# How to make GP Drums sound real without EZDrummer



## Guamskyy (Aug 22, 2010)

Well can you? I can't afford EZDrummer and the DFH expansion atm, so all I got are the drums on Guitar Pro. I have a demo of FL Studio 9, and I usually export the MIDI of the drum tracks in GP into FL Studio 9, but I need something to make them sound like real drums. Any help would be awesome!


----------



## JBroll (Aug 22, 2010)

Get Reaper (free evaluation version, fairly cheap registration) and another drum plugin - there are more than a few, and I can't recommend one because it's too much of a matter of taste.

Jeff


----------



## Guamskyy (Aug 22, 2010)

JBroll said:


> Get Reaper (free evaluation version, fairly cheap registration) and another drum plugin - there are more than a few, and I can't recommend one because it's too much of a matter of taste.
> 
> Jeff



I actually have reaper, and can you at least tell me names of some?
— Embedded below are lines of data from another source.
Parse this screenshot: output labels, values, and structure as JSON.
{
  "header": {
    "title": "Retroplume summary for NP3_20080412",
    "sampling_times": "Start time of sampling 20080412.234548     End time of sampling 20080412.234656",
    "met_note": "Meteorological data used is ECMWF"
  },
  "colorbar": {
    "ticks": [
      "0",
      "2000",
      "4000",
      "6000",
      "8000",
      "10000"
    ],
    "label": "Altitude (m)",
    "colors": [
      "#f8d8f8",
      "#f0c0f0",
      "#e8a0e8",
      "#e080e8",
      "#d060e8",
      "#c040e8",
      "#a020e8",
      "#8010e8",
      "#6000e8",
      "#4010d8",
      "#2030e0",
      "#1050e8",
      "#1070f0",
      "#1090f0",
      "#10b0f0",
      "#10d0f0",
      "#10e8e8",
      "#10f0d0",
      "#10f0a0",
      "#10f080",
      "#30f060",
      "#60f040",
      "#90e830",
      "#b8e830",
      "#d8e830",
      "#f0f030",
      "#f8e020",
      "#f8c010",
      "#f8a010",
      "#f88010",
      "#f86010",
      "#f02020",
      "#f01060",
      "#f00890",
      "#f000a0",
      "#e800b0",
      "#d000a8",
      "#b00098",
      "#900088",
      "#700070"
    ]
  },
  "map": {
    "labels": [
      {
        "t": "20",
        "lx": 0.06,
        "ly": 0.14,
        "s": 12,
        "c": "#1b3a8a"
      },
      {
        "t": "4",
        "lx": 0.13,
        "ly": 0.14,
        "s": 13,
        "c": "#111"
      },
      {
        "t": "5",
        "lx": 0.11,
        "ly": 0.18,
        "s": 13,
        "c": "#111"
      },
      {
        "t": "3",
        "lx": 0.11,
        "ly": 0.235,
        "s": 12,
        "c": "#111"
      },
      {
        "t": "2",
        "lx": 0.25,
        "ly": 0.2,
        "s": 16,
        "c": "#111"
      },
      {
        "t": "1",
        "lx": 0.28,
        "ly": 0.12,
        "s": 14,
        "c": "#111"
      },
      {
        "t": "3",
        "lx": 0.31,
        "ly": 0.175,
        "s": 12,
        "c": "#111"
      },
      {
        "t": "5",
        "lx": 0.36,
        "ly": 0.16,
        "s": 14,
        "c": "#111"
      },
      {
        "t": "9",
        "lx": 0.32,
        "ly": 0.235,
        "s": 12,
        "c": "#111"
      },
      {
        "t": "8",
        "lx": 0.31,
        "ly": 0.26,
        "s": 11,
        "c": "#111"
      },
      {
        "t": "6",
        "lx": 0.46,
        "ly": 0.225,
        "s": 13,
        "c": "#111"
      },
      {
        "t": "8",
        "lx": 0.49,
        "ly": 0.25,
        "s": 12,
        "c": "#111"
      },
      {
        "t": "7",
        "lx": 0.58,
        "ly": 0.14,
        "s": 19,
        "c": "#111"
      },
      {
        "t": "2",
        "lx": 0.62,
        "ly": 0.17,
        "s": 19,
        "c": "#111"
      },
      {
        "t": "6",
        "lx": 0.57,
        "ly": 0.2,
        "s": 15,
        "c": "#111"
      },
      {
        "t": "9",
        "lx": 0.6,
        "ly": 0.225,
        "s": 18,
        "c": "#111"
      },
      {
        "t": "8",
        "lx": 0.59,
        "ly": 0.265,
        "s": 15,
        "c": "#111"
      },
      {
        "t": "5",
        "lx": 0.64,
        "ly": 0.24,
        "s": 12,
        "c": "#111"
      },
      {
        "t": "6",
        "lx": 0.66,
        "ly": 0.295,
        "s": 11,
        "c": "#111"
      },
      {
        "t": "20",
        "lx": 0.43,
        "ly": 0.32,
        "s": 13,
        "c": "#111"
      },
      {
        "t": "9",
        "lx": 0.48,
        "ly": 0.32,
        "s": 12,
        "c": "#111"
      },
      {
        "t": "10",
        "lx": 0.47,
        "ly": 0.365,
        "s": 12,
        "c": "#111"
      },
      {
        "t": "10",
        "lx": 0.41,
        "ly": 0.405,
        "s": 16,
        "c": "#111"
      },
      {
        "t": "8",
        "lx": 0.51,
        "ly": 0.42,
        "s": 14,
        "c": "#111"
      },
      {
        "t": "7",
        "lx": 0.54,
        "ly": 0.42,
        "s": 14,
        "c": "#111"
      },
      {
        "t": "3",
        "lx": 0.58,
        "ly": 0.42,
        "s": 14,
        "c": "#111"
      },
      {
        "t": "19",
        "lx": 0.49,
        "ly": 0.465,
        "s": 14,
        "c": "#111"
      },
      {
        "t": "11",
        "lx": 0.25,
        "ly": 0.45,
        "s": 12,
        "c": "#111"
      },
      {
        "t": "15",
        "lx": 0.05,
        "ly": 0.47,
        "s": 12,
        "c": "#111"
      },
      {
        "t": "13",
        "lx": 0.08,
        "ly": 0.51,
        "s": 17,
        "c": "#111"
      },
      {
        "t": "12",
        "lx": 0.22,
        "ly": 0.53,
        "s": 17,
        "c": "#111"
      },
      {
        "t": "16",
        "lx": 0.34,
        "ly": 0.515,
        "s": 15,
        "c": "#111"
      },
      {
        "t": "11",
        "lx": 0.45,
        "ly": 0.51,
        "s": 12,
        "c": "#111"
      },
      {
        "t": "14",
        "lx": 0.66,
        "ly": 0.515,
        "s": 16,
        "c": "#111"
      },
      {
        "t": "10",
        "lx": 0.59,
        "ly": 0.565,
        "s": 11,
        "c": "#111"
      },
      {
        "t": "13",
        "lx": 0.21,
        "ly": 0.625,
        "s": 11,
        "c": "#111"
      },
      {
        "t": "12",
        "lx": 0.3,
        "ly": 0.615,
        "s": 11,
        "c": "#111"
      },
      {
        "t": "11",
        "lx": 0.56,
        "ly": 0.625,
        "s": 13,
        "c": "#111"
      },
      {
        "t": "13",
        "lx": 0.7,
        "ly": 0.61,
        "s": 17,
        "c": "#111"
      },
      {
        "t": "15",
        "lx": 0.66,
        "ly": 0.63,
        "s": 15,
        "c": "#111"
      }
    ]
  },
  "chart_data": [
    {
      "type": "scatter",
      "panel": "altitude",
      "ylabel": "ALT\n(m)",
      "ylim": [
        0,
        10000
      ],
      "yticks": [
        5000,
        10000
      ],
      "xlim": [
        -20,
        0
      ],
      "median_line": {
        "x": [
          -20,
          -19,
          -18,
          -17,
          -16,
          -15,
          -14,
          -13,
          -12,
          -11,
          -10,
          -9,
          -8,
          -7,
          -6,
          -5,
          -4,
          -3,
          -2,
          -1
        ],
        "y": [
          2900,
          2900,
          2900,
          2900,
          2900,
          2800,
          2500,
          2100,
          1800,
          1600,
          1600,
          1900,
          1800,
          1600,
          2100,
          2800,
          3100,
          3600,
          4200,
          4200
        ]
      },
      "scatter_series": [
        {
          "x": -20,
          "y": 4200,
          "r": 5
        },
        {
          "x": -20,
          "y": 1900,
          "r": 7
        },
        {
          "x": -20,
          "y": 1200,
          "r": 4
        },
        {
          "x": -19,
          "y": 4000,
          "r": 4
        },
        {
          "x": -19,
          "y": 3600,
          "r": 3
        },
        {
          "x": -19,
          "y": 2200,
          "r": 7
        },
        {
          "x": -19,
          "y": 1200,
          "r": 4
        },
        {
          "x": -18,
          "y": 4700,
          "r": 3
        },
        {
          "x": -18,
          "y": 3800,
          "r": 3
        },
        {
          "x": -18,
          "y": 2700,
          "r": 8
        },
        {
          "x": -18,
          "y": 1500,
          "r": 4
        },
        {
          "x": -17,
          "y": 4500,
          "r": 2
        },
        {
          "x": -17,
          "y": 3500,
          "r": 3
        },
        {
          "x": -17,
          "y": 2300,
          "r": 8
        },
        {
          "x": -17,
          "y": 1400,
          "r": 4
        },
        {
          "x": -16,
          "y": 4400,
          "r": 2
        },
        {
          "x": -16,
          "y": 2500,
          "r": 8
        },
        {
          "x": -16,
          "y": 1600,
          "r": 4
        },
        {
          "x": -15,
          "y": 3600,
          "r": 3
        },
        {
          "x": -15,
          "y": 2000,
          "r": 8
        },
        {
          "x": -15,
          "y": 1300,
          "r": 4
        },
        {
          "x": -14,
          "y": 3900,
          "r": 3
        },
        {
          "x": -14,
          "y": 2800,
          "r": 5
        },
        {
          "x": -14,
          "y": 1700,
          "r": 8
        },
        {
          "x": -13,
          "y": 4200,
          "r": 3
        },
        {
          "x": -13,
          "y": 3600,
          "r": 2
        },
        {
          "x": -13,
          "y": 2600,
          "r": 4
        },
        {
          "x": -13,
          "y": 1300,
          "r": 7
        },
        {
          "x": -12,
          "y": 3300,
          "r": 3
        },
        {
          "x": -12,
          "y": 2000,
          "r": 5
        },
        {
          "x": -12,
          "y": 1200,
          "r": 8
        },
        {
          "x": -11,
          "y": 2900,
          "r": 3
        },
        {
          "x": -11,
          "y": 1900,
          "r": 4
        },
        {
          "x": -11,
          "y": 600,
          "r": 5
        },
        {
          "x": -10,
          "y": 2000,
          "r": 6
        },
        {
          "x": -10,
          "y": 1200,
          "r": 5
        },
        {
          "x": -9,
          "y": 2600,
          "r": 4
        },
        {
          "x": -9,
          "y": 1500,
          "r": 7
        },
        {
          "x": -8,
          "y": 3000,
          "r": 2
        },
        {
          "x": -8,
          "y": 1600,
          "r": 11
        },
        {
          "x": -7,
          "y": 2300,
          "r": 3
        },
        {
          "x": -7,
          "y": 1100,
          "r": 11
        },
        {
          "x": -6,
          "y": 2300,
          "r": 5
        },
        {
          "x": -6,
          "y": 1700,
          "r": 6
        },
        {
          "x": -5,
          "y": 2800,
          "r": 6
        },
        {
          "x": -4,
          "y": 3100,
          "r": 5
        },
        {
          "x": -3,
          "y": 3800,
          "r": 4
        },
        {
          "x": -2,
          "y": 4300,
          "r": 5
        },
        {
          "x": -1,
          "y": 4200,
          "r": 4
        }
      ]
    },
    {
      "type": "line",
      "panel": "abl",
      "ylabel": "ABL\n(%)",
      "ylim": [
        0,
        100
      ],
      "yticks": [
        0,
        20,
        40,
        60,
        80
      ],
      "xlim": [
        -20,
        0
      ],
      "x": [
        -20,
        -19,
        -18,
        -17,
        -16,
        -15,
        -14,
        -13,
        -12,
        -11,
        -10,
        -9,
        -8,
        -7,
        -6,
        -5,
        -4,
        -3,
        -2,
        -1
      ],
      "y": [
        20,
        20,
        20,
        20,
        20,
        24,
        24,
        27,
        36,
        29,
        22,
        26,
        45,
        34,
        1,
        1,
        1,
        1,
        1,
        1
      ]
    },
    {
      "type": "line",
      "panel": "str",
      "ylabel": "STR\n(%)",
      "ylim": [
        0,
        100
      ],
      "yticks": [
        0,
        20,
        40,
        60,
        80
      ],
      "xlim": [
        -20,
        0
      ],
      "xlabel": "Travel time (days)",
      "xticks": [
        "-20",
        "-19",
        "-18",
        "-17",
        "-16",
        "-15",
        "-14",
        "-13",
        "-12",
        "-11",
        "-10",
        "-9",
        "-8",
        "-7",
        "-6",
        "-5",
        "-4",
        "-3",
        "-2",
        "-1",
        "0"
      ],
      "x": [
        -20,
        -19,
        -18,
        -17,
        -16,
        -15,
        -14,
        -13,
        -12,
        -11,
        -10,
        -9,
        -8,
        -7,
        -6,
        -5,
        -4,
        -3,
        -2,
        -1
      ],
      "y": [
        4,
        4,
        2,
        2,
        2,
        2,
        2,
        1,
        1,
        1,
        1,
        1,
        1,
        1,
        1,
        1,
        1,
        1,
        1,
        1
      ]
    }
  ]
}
It'll lead me in the right direction


----------



## JBroll (Aug 22, 2010)

I don't know what's new and fun, but 

Drums : Free VSTi's : FreeMusicSoftware.org

should have a few good leads.

(I'd first try the SoftDrum LTD at Fretted Synth Audio, freeware VST effect and instrument plug-ins at rekkerd.org with whatever good drum samples you've pulled together so far.)

Keff


----------



## ephrion (Aug 22, 2010)

Don't forget to program in the dynamics.


----------



## Guamskyy (Aug 23, 2010)

ephrion said:


> Don't forget to program in the dynamics.



?And how would you do that?


----------



## Winspear (Aug 23, 2010)

guambomb832 said:


> ?And how would you do that?


MIDI velocity. Can probably be set accurately within Reaper, but if not, the dynamics in GP (fff,ff,mp etc).


----------



## HamBungler (Aug 23, 2010)

Get Hydrogen, they have some pretty decent digital drums and its completely free.


----------



## randomshredder (Aug 31, 2010)

Tons of samples all over the internet, get ktdrumtrigger and trigger high quality samples using your MIDI drum file.


----------